7. Regarding section 75 of the Labour Code and its implementing Order No. 6/1982 of the Ministry of Health (which contains a very broad ban on women working in occupations that may have detrimental consequences for their physical constitution or development), the Committee notes with interest from the report that the Order is to be revised by a draft. According to the Government, the draft will remove the numerous prohibitions which are not justified by female biological characteristics and physiological conditions linked to their reproductive role, and a copy of the adopted text will be transmitted to the Committee. The Committee looks forward to receiving this new text.

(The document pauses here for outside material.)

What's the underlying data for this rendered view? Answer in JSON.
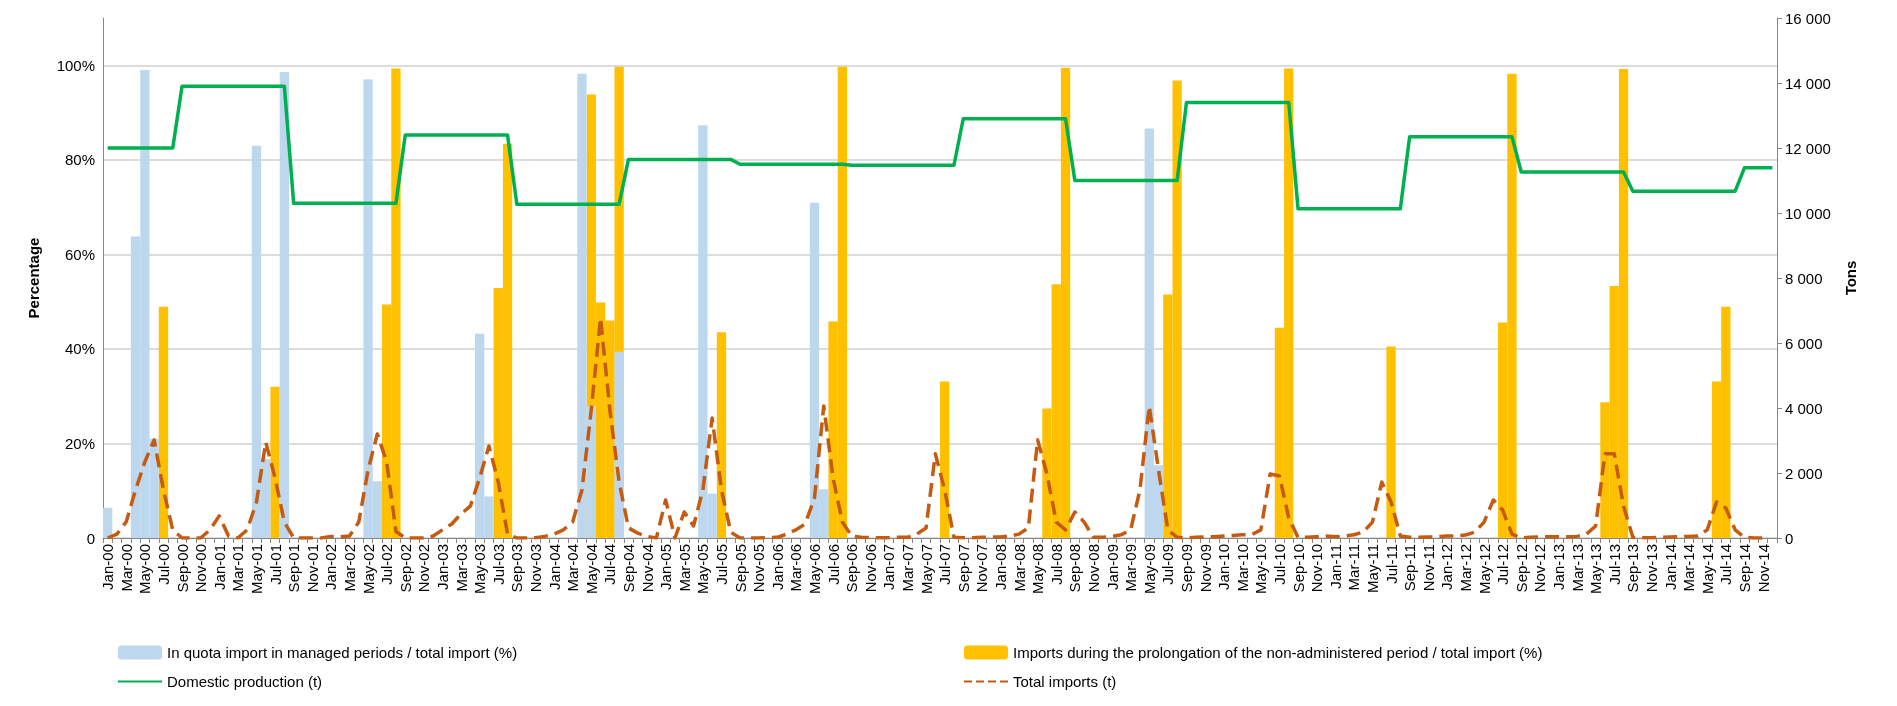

8. The Committee notes the statistics supplied by the Government in its National Report on the Situation of Hungarian Women, prepared for the UN Fourth World Conference on Women, held in Beijing in September 1995. They show that the level of female general education reaches and, in young age groups, even exceeds that of males, there is marked gender segregation in the type of schools and subjects chosen for study (girls represent 66 per cent of grammar school students, where they prevail in health and commercial studies; boys represent 66 per cent of apprentice school students, where they dominate in areas leading to heavy industry and construction occupations). The Committee also notes that while, in the 1993-94 academic year, 52 per cent of university and college students were female, and that in 1994 women represented 50 per cent of full-time active earners, this does not necessarily lead to equal representation in high prestige jobs (76 per cent of workers in health care and social work are women, and 66 per cent in commerce, and there are fewer female than male managers and supervisors). The Committee accordingly requests the Government to inform it of the positive measures under consideration or being taken to overcome the horizontal and vertical discrimination in employment based on the sex of women workers.

9. Noting from the Beijing Report that no government agency has been established to handle female policy, whether in general or specifically for access to training, to employment and in the field of terms and conditions of employment, but that unions and cooperatives have set up in-house women's committees responsible for women's issues arising at work, the Committee asks the Government to describe how it is seeking the cooperation of workers' and employers' organizations in promoting national policy on gender equality in employment, in accordance with Article 3(a) of the Convention.